Even civilians, like actor Mark Anthony Fernandez, received the shot earlier than priority health workers. Reports have also been received of police officers jumping the queue.

Aside from denying the healthcare workers the priority of being vaccinated, vax line jumpers also endanger the country. President Duterte said that the World Health Organization (WHO) warned that if these non-priority officials continue to jump the line, the country might lose access to the vaccine donations from the COVAX Facility.

Given the impact of skipping the vax line, violators should not be allowed to go unpunished. But to date, no one has actually been penalized for violating the government’s priority list. These reported cases are still being referred to the Department of Interior and Local Government for investigation and with no correlative action just yet. President Duterte himself also said that they may face charges.

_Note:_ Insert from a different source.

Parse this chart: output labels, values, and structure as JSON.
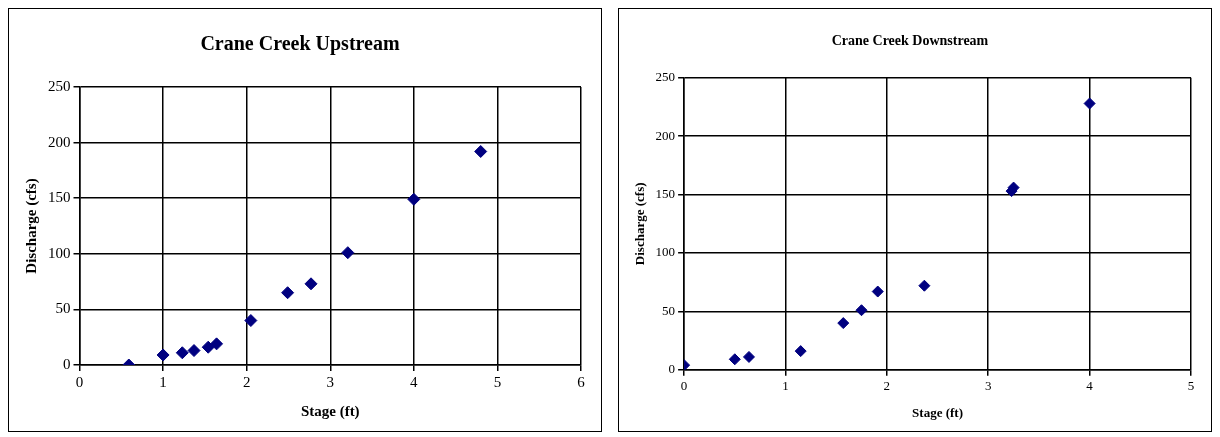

Justice Secretary Menardo Guevarra remarked that there is a “possible administrative liability if they are government officials who are not in the priority list,” while Interior and Local Government Undersecretary Epimaco Densing earlier said that public officials may be suspended for this. He, however, also said that as of this time, he does not see any potential liability on the part of civilians who jump the line. The liability, he said, may be upon those who let them skip the line.

It is basic tenet in criminal law that there is no crime when there is no law punishing it. Even Mr. Roque said that there is a need to pass a national quarantine law to provide sanctions for those who do not abide by the vaccination deployment plan.

As of late, Deputy Majority Leader and Quezon City Rep. Precious Hipolito Castelo proposed that vaccine line jumping and mishandling should be criminalized, stressing that she would file a bill to this effect. Said bill, she said, would amend Republic Act 11525, or the COVID-19 Vaccination Program Act of 2021, which only penalizes the falsification of a vaccine card.

Clearly, there is an exigency to pass a law to curtail the deplorable act of skipping the vaccine line, cutting in front of frontline workers, despite not being included in the government’s priority list. The government should be as serious in punishing these violators as it is in ensuring that those in the priority list will be vaccinated first. Who knows, there may be more violators than what meets the eye of the media.

This article is for informational and educational purposes only. It is not offered as and does not constitute legal advice or legal opinion.

 

Gerime Mae A. Basalo is an Associate of the Cebu Branch of the Angara Abello Concepcion Regala & Cruz Law Offices (ACCRALAW).